Enceinte, il vient un temps de chercher un prénom pour mon enfant à naître. D’origine vietnamienne, je me retrouve face au même choix que mes amis asiatiques de la deuxième génération : laisser ou pas un héritage nominatif à mon enfant au-delà de son nom de famille.
Un prénom usuel occidental est d’emblée acceptable socialement, mais un prénom ethnique moindrement inhabituel à l’écrit ou à la prononciation est porteur de nombreuses difficultés d’intégration. C’est la raison pour laquelle, la plupart des parents immigrants de la première génération (je parle ici pour la communauté asiatique dont je fais partie) ont nommé leurs enfants simplement avec un prénom occidental. Leur intention est de leur enlever l’étiquette immigrante et faciliter leur réussite professionnelle. Il n’est donc pas rare de croiser au Québec des Raymond, Thérèse et Patrice aux yeux bridés, parlant principalement le français et baragouinant leurs langues maternelles.

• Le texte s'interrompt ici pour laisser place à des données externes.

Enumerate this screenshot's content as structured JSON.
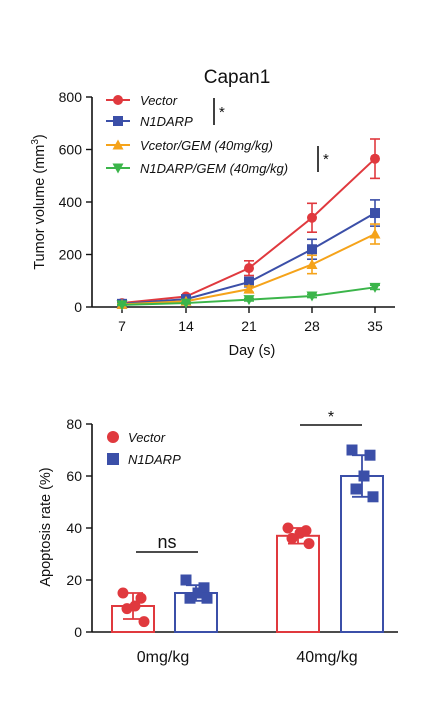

Pour ma part, mes parents m’ont donné un prénom vietnamien à ma naissance ‘Bich-Thuy’.
Ils ont fait l’ajout de Laura qu’à la garderie. Le prénom asiatique demeure toujours dans mes papiers. Dans mes souvenirs d’enfance, dans la cour d’école comme sur toutes les sphères administratives, mon prénom asiatique a été déformé, cible de moquerie ou de commentaires racistes. Dernièrement cette année, un fonctionnaire au fédéral a recopié fautivement mon prénom en écrivant ‘Bitch’. J’ai dû lui mentionner la grossière erreur péjorative.

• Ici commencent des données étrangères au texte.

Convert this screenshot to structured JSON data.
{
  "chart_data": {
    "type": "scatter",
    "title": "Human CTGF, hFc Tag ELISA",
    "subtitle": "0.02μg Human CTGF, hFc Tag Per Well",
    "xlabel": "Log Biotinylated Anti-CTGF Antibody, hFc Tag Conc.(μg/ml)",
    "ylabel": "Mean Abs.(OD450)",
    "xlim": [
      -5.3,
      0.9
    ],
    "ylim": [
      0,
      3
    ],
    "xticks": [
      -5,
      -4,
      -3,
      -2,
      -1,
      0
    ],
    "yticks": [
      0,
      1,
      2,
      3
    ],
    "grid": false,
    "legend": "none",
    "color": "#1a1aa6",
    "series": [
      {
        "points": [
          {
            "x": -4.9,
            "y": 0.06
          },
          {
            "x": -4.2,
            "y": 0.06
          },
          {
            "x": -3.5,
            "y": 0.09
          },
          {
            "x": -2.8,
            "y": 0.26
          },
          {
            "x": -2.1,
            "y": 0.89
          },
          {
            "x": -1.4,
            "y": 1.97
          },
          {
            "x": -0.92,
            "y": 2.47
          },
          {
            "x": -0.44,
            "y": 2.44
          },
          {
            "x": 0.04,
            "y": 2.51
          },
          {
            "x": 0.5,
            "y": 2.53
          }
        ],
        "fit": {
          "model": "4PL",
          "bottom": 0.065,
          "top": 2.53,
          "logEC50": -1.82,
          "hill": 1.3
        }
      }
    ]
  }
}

Étant témoin de nombreux incidents haineux liés au racisme anti-asiatique durant la pandémie, est-ce idéal de donner un prénom asiatique à son enfant au 21e siècle? Je crois personnellement ces actes haineux sont la preuve qu’il est plus important aujourd’hui de défendre ses origines surtout dans un pays démocratique. Je pense que notre société est plus sensible à cet enjeu, car c’est un sujet d’actualité. Néanmoins, il y a encore beaucoup de chemins à faire. Il est plus normal à présent de corriger les gens sur la prononciation d’un prénom. Certains demandent parfois poliment comment les prononcer. Donc on évolue tranquillement dans la bonne direction… Il reste que c’est notre tâche en tant que parents de mener des discussions tant sur les plans sociaux, académiques et politiques afin d’espérer des changements durables pour la génération future.
Je connais des familles de deuxième génération qui ont donné un seul prénom occidental à leurs enfants.

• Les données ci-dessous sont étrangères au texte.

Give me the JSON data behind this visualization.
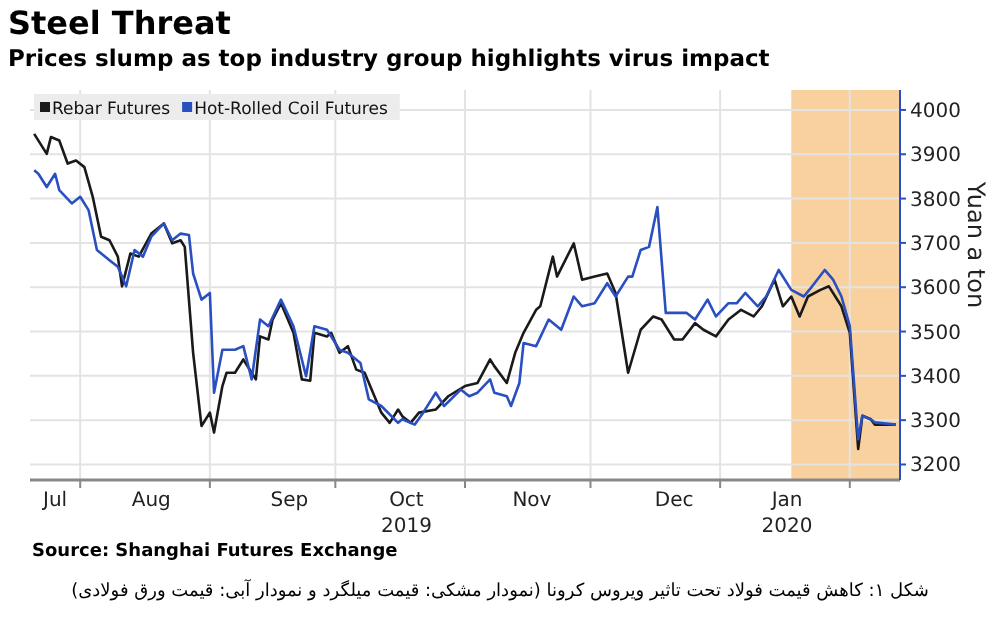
{
  "chart_data": {
    "type": "line",
    "title": "Steel Threat",
    "subtitle": "Prices slump as top industry group highlights virus impact",
    "ylabel": "Yuan a ton",
    "annotations": [
      "Source: Shanghai Futures Exchange",
      "شکل ۱: کاهش قیمت فولاد تحت تاثیر ویروس کرونا (نمودار مشکی: قیمت میلگرد و نمودار آبی: قیمت ورق فولادی)"
    ],
    "xlim": [
      "2019-07-20",
      "2020-02-13"
    ],
    "xticks": [
      {
        "value": "2019-07-26",
        "label": "Jul"
      },
      {
        "value": "2019-08-18",
        "label": "Aug"
      },
      {
        "value": "2019-09-20",
        "label": "Sep"
      },
      {
        "value": "2019-10-18",
        "label": "Oct\n2019"
      },
      {
        "value": "2019-11-17",
        "label": "Nov"
      },
      {
        "value": "2019-12-21",
        "label": "Dec"
      },
      {
        "value": "2020-01-17",
        "label": "Jan\n2020"
      },
      {
        "value": "2019-08-01",
        "label": null
      },
      {
        "value": "2019-09-01",
        "label": null
      },
      {
        "value": "2019-10-01",
        "label": null
      },
      {
        "value": "2019-11-01",
        "label": null
      },
      {
        "value": "2019-12-01",
        "label": null
      },
      {
        "value": "2020-01-01",
        "label": null
      },
      {
        "value": "2020-02-01",
        "label": null
      }
    ],
    "ylim": [
      3165,
      4045
    ],
    "yticks": [
      3200,
      3300,
      3400,
      3500,
      3600,
      3700,
      3800,
      3900,
      4000
    ],
    "grid": true,
    "legend": "top left",
    "marker": "none",
    "line_style": "solid",
    "bands": [
      {
        "axis": "x",
        "from": "2020-01-18",
        "to": "2020-02-13",
        "color": "#f7c27e"
      }
    ],
    "series": [
      {
        "name": "Rebar Futures",
        "color": "#1a1a1a",
        "x": [
          "2019-07-21",
          "2019-07-24",
          "2019-07-25",
          "2019-07-27",
          "2019-07-29",
          "2019-07-31",
          "2019-08-02",
          "2019-08-04",
          "2019-08-06",
          "2019-08-08",
          "2019-08-10",
          "2019-08-11",
          "2019-08-13",
          "2019-08-15",
          "2019-08-18",
          "2019-08-21",
          "2019-08-23",
          "2019-08-25",
          "2019-08-26",
          "2019-08-28",
          "2019-08-30",
          "2019-09-01",
          "2019-09-02",
          "2019-09-04",
          "2019-09-05",
          "2019-09-07",
          "2019-09-09",
          "2019-09-12",
          "2019-09-13",
          "2019-09-15",
          "2019-09-16",
          "2019-09-18",
          "2019-09-19",
          "2019-09-21",
          "2019-09-23",
          "2019-09-25",
          "2019-09-26",
          "2019-09-29",
          "2019-09-30",
          "2019-10-02",
          "2019-10-04",
          "2019-10-06",
          "2019-10-08",
          "2019-10-10",
          "2019-10-12",
          "2019-10-14",
          "2019-10-16",
          "2019-10-17",
          "2019-10-19",
          "2019-10-21",
          "2019-10-25",
          "2019-10-28",
          "2019-11-01",
          "2019-11-04",
          "2019-11-07",
          "2019-11-08",
          "2019-11-11",
          "2019-11-13",
          "2019-11-15",
          "2019-11-18",
          "2019-11-19",
          "2019-11-22",
          "2019-11-23",
          "2019-11-27",
          "2019-11-29",
          "2019-12-02",
          "2019-12-05",
          "2019-12-07",
          "2019-12-10",
          "2019-12-13",
          "2019-12-16",
          "2019-12-18",
          "2019-12-21",
          "2019-12-23",
          "2019-12-26",
          "2019-12-28",
          "2019-12-31",
          "2020-01-03",
          "2020-01-06",
          "2020-01-09",
          "2020-01-11",
          "2020-01-14",
          "2020-01-16",
          "2020-01-18",
          "2020-01-20",
          "2020-01-22",
          "2020-01-25",
          "2020-01-27",
          "2020-01-30",
          "2020-02-01",
          "2020-02-03",
          "2020-02-04",
          "2020-02-06",
          "2020-02-07",
          "2020-02-12"
        ],
        "values": [
          3946,
          3901,
          3939,
          3931,
          3879,
          3886,
          3871,
          3804,
          3714,
          3706,
          3669,
          3602,
          3676,
          3669,
          3721,
          3744,
          3699,
          3706,
          3691,
          3452,
          3287,
          3317,
          3272,
          3377,
          3407,
          3407,
          3437,
          3392,
          3489,
          3482,
          3527,
          3564,
          3542,
          3497,
          3392,
          3389,
          3497,
          3489,
          3497,
          3452,
          3467,
          3414,
          3407,
          3362,
          3317,
          3294,
          3324,
          3309,
          3294,
          3317,
          3324,
          3354,
          3377,
          3384,
          3437,
          3422,
          3384,
          3452,
          3497,
          3549,
          3557,
          3669,
          3624,
          3699,
          3617,
          3624,
          3631,
          3587,
          3407,
          3504,
          3534,
          3527,
          3482,
          3482,
          3519,
          3504,
          3489,
          3527,
          3549,
          3534,
          3557,
          3617,
          3557,
          3579,
          3534,
          3579,
          3594,
          3602,
          3557,
          3497,
          3235,
          3310,
          3302,
          3290,
          3290
        ]
      },
      {
        "name": "Hot-Rolled Coil Futures",
        "color": "#2a4fc0",
        "x": [
          "2019-07-21",
          "2019-07-22",
          "2019-07-24",
          "2019-07-26",
          "2019-07-27",
          "2019-07-30",
          "2019-08-01",
          "2019-08-03",
          "2019-08-05",
          "2019-08-08",
          "2019-08-10",
          "2019-08-12",
          "2019-08-14",
          "2019-08-16",
          "2019-08-18",
          "2019-08-21",
          "2019-08-23",
          "2019-08-25",
          "2019-08-27",
          "2019-08-28",
          "2019-08-30",
          "2019-09-01",
          "2019-09-02",
          "2019-09-04",
          "2019-09-07",
          "2019-09-09",
          "2019-09-11",
          "2019-09-13",
          "2019-09-15",
          "2019-09-18",
          "2019-09-21",
          "2019-09-24",
          "2019-09-26",
          "2019-09-29",
          "2019-10-02",
          "2019-10-04",
          "2019-10-07",
          "2019-10-09",
          "2019-10-12",
          "2019-10-16",
          "2019-10-17",
          "2019-10-20",
          "2019-10-22",
          "2019-10-25",
          "2019-10-27",
          "2019-10-31",
          "2019-11-02",
          "2019-11-04",
          "2019-11-07",
          "2019-11-08",
          "2019-11-11",
          "2019-11-12",
          "2019-11-14",
          "2019-11-15",
          "2019-11-18",
          "2019-11-21",
          "2019-11-24",
          "2019-11-27",
          "2019-11-29",
          "2019-12-02",
          "2019-12-05",
          "2019-12-07",
          "2019-12-10",
          "2019-12-11",
          "2019-12-13",
          "2019-12-15",
          "2019-12-17",
          "2019-12-19",
          "2019-12-22",
          "2019-12-24",
          "2019-12-26",
          "2019-12-29",
          "2019-12-31",
          "2020-01-03",
          "2020-01-05",
          "2020-01-07",
          "2020-01-10",
          "2020-01-12",
          "2020-01-15",
          "2020-01-18",
          "2020-01-21",
          "2020-01-23",
          "2020-01-26",
          "2020-01-28",
          "2020-01-30",
          "2020-02-01",
          "2020-02-03",
          "2020-02-04",
          "2020-02-06",
          "2020-02-07",
          "2020-02-12"
        ],
        "values": [
          3864,
          3856,
          3826,
          3856,
          3819,
          3789,
          3804,
          3774,
          3684,
          3661,
          3646,
          3602,
          3684,
          3669,
          3714,
          3744,
          3706,
          3721,
          3718,
          3631,
          3572,
          3587,
          3362,
          3459,
          3459,
          3467,
          3392,
          3527,
          3512,
          3572,
          3512,
          3399,
          3512,
          3504,
          3459,
          3452,
          3429,
          3347,
          3332,
          3294,
          3302,
          3290,
          3317,
          3362,
          3332,
          3369,
          3354,
          3362,
          3392,
          3362,
          3354,
          3332,
          3384,
          3474,
          3467,
          3527,
          3504,
          3579,
          3557,
          3564,
          3609,
          3579,
          3624,
          3624,
          3684,
          3691,
          3781,
          3542,
          3542,
          3542,
          3527,
          3572,
          3534,
          3564,
          3564,
          3587,
          3557,
          3579,
          3639,
          3594,
          3579,
          3602,
          3639,
          3617,
          3579,
          3512,
          3257,
          3310,
          3302,
          3295,
          3290
        ]
      }
    ]
  }
}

D’autres qui ont choisi des prénoms asiatiques qui leur étaient importants sans se soucier de l’écriture ni de la prononciation francophone. Dans le cas de mon premier enfant, étant donné que son père est d’origine chinois-cambodgien, on devait trancher sur des prénoms faciles à prononcer pour les trois cultures. Pour information : ce sont trois pays différents qui n’abordent aucunement les mêmes langues, écritures, ni symboles. Mon conjoint et moi communiquons en français, donc évidemment on a décidé de lui donner un prénom québécois. Puis, on a aussi opté pour un prénom vietnamien, car c’était plus facile à prononcer pour tous.
Oui, porter un prénom ethnique est encore un défi au Québec en 2022.
Néanmoins, au-delà de sa prononciation, le prénom culturel est aussi l’unique vestige identitaire légué à son enfant. Pour ma part, il est essentiel que mon bébé en porte un.
Em bé sắp ra đời của mẹ, à mon poupon à naître, afin d’éviter des préjugés inutiles, maman part de ce pas à la quête de ton prénom significatif, mais dépourvu de préjugés potentiels.